CVE-2022-41260 An attacker can inject a web script via a GET request in SAP Financial Consolidation 1010, which does not encode user-controlled input.

SAP Financial Consolidation - version 1010, does not sufficiently encode user-controlled input which may allow an unauthenticated attacker to inject a web script via a GET request. On successful exploitation, an attacker can view or modify information causing a limited impact on confidentiality and integrity of the application. CVE-2018-8270 - SAP Risk Management - Unvalidated Redirects to External Sites An issue has been discovered in SAP Risk Management where unvalidated redirection to external sites may lead to information disclosure. An unauthenticated attacker may be able to access external sites via redirection. This issue has been assigned Common Vulnerability Scoring System (CVSS) rating of 5.5. CVSS scores represent a range from 0 to 10 where 0 is low and 10 is high.

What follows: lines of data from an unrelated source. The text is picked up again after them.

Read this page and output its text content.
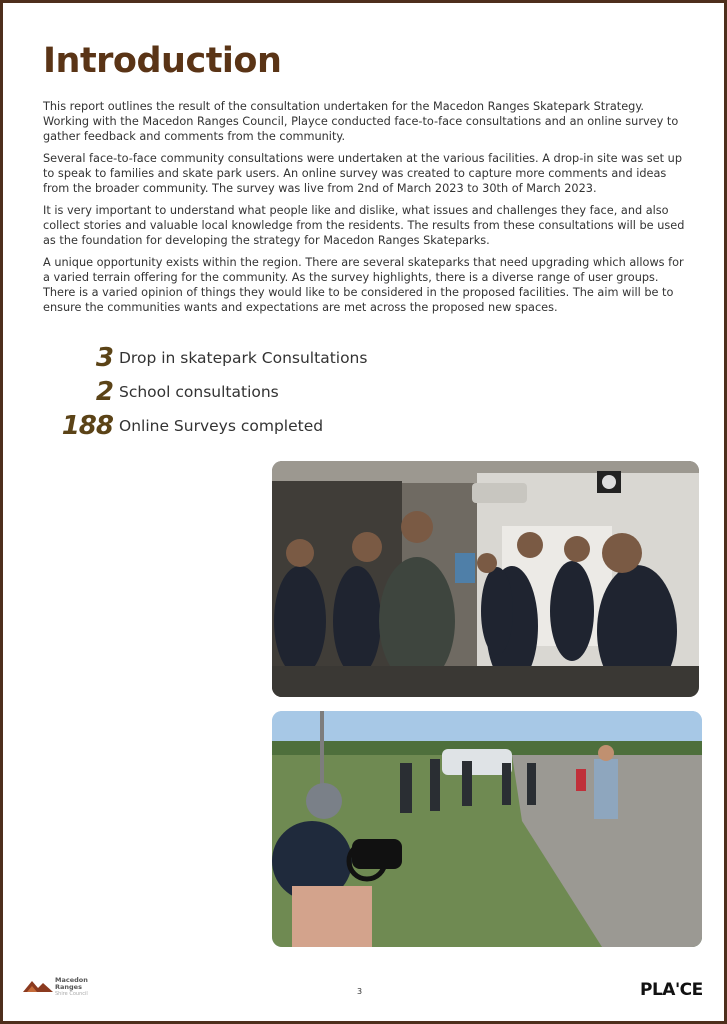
Introduction

This report outlines the result of the consultation undertaken for the Macedon Ranges Skatepark Strategy. Working with the Macedon Ranges Council, Playce conducted face-to-face consultations and an online survey to gather feedback and comments from the community.

Several face-to-face community consultations were undertaken at the various facilities. A drop-in site was set up to speak to families and skate park users. An online survey was created to capture more comments and ideas from the broader community. The survey was live from 2nd of March 2023 to 30th of March 2023.

It is very important to understand what people like and dislike, what issues and challenges they face, and also collect stories and valuable local knowledge from the residents. The results from these consultations will be used as the foundation for developing the strategy for Macedon Ranges Skateparks.

A unique opportunity exists within the region. There are several skateparks that need upgrading which allows for a varied terrain offering for the community. As the survey highlights, there is a diverse range of user groups. There is a varied opinion of things they would like to be considered in the proposed facilities. The aim will be to ensure the communities wants and expectations are met across the proposed new spaces.

3 Drop in skatepark Consultations
2 School consultations
188 Online Surveys completed
Macedon
Ranges
Shire Council	3	PLA'CE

An issue has been discovered in SAP Risk Management where unvalidated redirection to external sites may lead to information disclosure. An unauthenticated attacker may be able to access external sites via redirection. This issue has been assigned Common Vulnerability Scoring System (CVSS) rating of 5.5. CVSS scores represent a range from 0 to 10 where 0 is low and 10 is high. CVE-2018-8271 - SAP Risk Management - SQL Injection An issue has been discovered in SAP Risk Management where user input is not sufficiently validated against the configured input rules which may lead to SQL injection. An unauthenticated attacker may be able to inject SQL code into the application via the input

Security Measures Taken By SAP

SAP has taken a number of security precautions to ensure that the vulnerabilities in these products are fixed as soon as possible. These measures include:

SAP will provide free of charge replacement software for any impacted user-controlled input which leads to a vulnerability.

What is SAP Risk Management?

SAP Risk Management is an application used for monitoring, analyzing and managing risk for business. It has been designed to help organizations detect and prevent potential risks in their business activities.
SAP Risk Management consists of three parts:
- Core SAP Risk Management - this is the engine that analyzes and monitors risk events happening within the business, provides continuous analytics and alerts on risk events;
- Integrated solution - a complete solution framework which includes the core SAP Risk Management engine, analytical models, dashboards, data warehouse;
- Extended solution - set of modules including SAP Risk Management web interface, data visualizations or dashboards.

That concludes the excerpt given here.